Judas is the one who usually raises eyebrows.  Why would Jesus pick Judas out of all of His other followers (which surely measured in the hundreds at least) to be one of His most intimate companions?  Why not hold him at arm’s length, let him follow at a distance if he had to follow at all?  Some believe that Jesus didn’t know that Judas would be His betrayer, but He knew (cf. John 2:24-25).  Some think it was an effort to win Judas over to Him and prevent the betrayal.  But Jesus already knew where His future lay, and who would play all of the key roles.  No, in bringing Judas close to Himself, inviting Him into intimate fellowship with Him, providing for him, and showing him all of the wonders of God’s kingdom, even though He knew that he would betray Him one day soon, Jesus was showing all humanity God’s love and His grace.  It is God who causes His sun to rise on the evil and the good, even though the evil will never acknowledge it, and would spit in His face if He showed up.  It is God who sends rain on the righteous and the unrighteous (cf. Matthew 5:45), even though the unrighteous will claim that the rain that moistens the ground and causes their food to grow is just a natural phenomenon, and will never give Him thanks for it.  And it is God in Jesus who called Judas into intimate fellowship with Himself, allowing him the unimaginable opportunity to associate directly with God’s one and only Son, even though He knew that Judas would use that opportunity to betray Him into hands of sinners to be killed.

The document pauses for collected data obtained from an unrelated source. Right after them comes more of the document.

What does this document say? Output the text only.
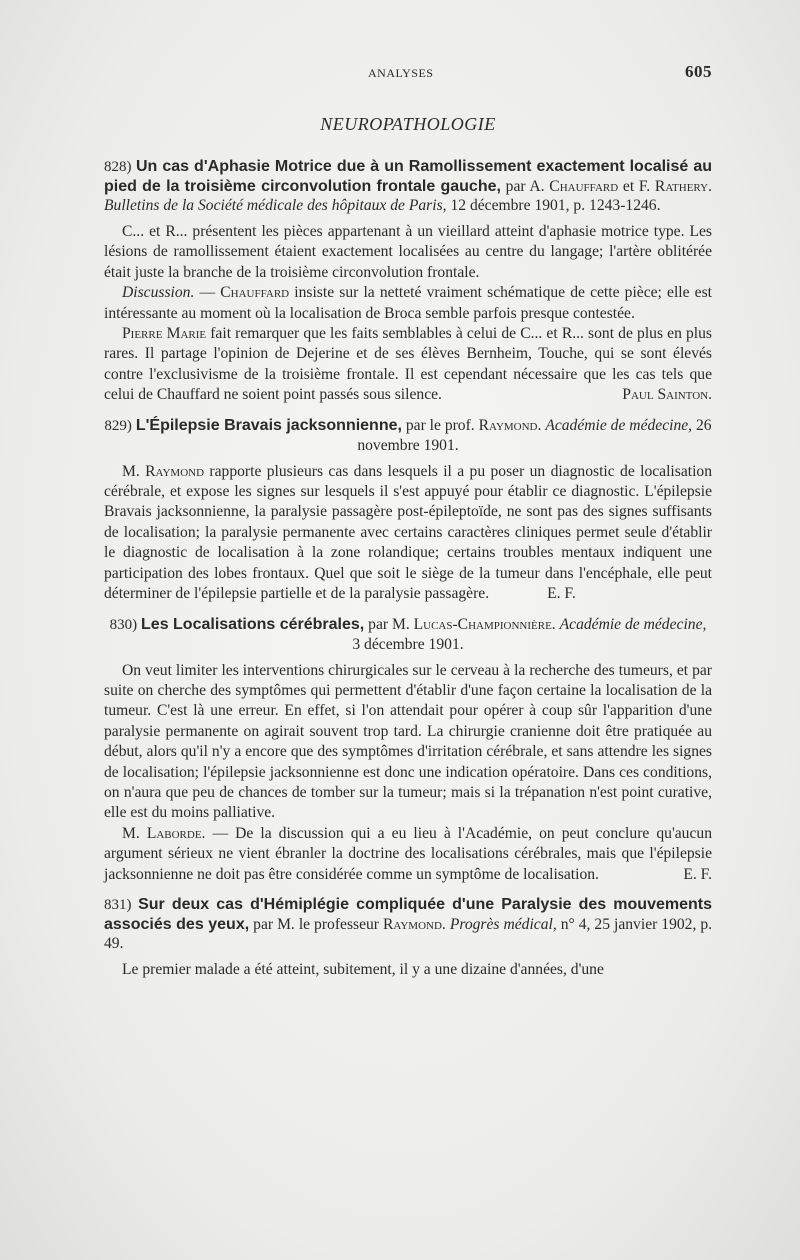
ANALYSES	605
NEUROPATHOLOGIE

828) Un cas d'Aphasie Motrice due à un Ramollissement exactement localisé au pied de la troisième circonvolution frontale gauche, par A. Chauffard et F. Rathery. Bulletins de la Société médicale des hôpitaux de Paris, 12 décembre 1901, p. 1243-1246.

C... et R... présentent les pièces appartenant à un vieillard atteint d'aphasie motrice type. Les lésions de ramollissement étaient exactement localisées au centre du langage; l'artère oblitérée était juste la branche de la troisième circonvolution frontale.

Discussion. — Chauffard insiste sur la netteté vraiment schématique de cette pièce; elle est intéressante au moment où la localisation de Broca semble parfois presque contestée.

Pierre Marie fait remarquer que les faits semblables à celui de C... et R... sont de plus en plus rares. Il partage l'opinion de Dejerine et de ses élèves Bernheim, Touche, qui se sont élevés contre l'exclusivisme de la troisième frontale. Il est cependant nécessaire que les cas tels que celui de Chauffard ne soient point passés sous silence.	Paul Sainton.

829) L'Épilepsie Bravais jacksonnienne, par le prof. Raymond. Académie de médecine, 26 novembre 1901.

M. Raymond rapporte plusieurs cas dans lesquels il a pu poser un diagnostic de localisation cérébrale, et expose les signes sur lesquels il s'est appuyé pour établir ce diagnostic. L'épilepsie Bravais jacksonnienne, la paralysie passagère post-épileptoïde, ne sont pas des signes suffisants de localisation; la paralysie permanente avec certains caractères cliniques permet seule d'établir le diagnostic de localisation à la zone rolandique; certains troubles mentaux indiquent une participation des lobes frontaux. Quel que soit le siège de la tumeur dans l'encéphale, elle peut déterminer de l'épilepsie partielle et de la paralysie passagère.	E. F.

830) Les Localisations cérébrales, par M. Lucas-Championnière. Académie de médecine, 3 décembre 1901.

On veut limiter les interventions chirurgicales sur le cerveau à la recherche des tumeurs, et par suite on cherche des symptômes qui permettent d'établir d'une façon certaine la localisation de la tumeur. C'est là une erreur. En effet, si l'on attendait pour opérer à coup sûr l'apparition d'une paralysie permanente on agirait souvent trop tard. La chirurgie cranienne doit être pratiquée au début, alors qu'il n'y a encore que des symptômes d'irritation cérébrale, et sans attendre les signes de localisation; l'épilepsie jacksonnienne est donc une indication opératoire. Dans ces conditions, on n'aura que peu de chances de tomber sur la tumeur; mais si la trépanation n'est point curative, elle est du moins palliative.

M. Laborde. — De la discussion qui a eu lieu à l'Académie, on peut conclure qu'aucun argument sérieux ne vient ébranler la doctrine des localisations cérébrales, mais que l'épilepsie jacksonnienne ne doit pas être considérée comme un symptôme de localisation.	E. F.

831) Sur deux cas d'Hémiplégie compliquée d'une Paralysie des mouvements associés des yeux, par M. le professeur Raymond. Progrès médical, n° 4, 25 janvier 1902, p. 49.

Le premier malade a été atteint, subitement, il y a une dizaine d'années, d'une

Father, it seems amazing that Jesus is that loving and that full of grace.  But He also chose Peter, knowing that he would deny Him.  He also chose Thomas, knowing that he would doubt His resurrection.  And today, he calls people to Himself, inviting them into intimate fellowship with Himself, even though many of them will ignore Him, others will spurn Him directly, and still others will follow for a while and then turn away to follow their own agendas.  But for those of us who accept His invitation wholeheartedly, who choose to follow Him all the way, who remain steadfast through thick and thin, the blessings are inconceivable!  Amen.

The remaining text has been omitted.